Il mondo è pieno di interdipendenze. Ogni attività umana ha ricadute sull’ambiente e già questo basterebbe per sgombrare il campo sull’origine antropica dei disastri ambientali del nostro tempo. Più si va avanti con le tecnologie e le innovazioni e più bisogna interrogarsi su chi e cosa deve fare per non restare tutti travolti da sconvolgimenti senza rimedi. La mostra “Elogio della diversità. Viaggio negli ecosistemi italiani” aperta al Palazzo delle Esposizioni a Roma non vuole solo rappresentare la ricchezza del territorio italiano, ma stimolare una disponibilità alla ricerca di soluzioni. L’esposizione è promossa da Roma Capitale, Azienda Speciale Palaexpo, Università Sapienza di Roma, Università di Padova e National Biodiversity Future Center (Nbfc).

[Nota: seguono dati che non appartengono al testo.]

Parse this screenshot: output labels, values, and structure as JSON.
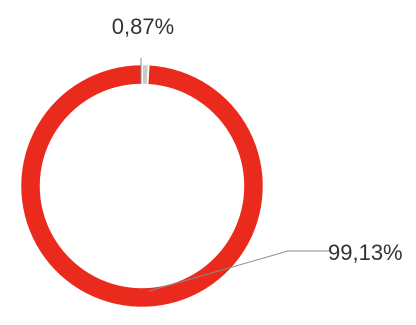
{
  "chart_data": {
    "type": "pie",
    "variant": "donut",
    "series": [
      {
        "values": [
          0.87,
          99.13
        ],
        "data_labels": [
          "0,87%",
          "99,13%"
        ],
        "colors": [
          "#c9c9c9",
          "#ea2a1c"
        ]
      }
    ],
    "legend": "none",
    "title": ""
  }
}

Con i curatori Isabella Saggio e Fabrizio Rufo c’è un Comitato scientifico composto dal Premio Nobel Giorgio Parisi, Enrico Alleva, Carlo Blasi, Stefano Boeri, Ferdinando Boero, Maria Chiara Carrozza, Luigi Fiorentino, Enrico Giovannini, Vittorio Lingiardi, Antonella Polimeni, Ling San. La Mostra racchiude un progetto espositivo dedicato alla biodiversità e alla salute, indagando sulla fragilità degli equilibri tra gli ecosistemi e l’interdipendenza con le diverse forme di vita del nostro pianeta. Le api sono ormai riconosciute come sentinelle dell’ambiente e senza la loro impollinazione l’habitat semplicemente crolla. E senza habitat naturale nemmeno Elon Musk può lanciare satelliti o costruire auto elettriche.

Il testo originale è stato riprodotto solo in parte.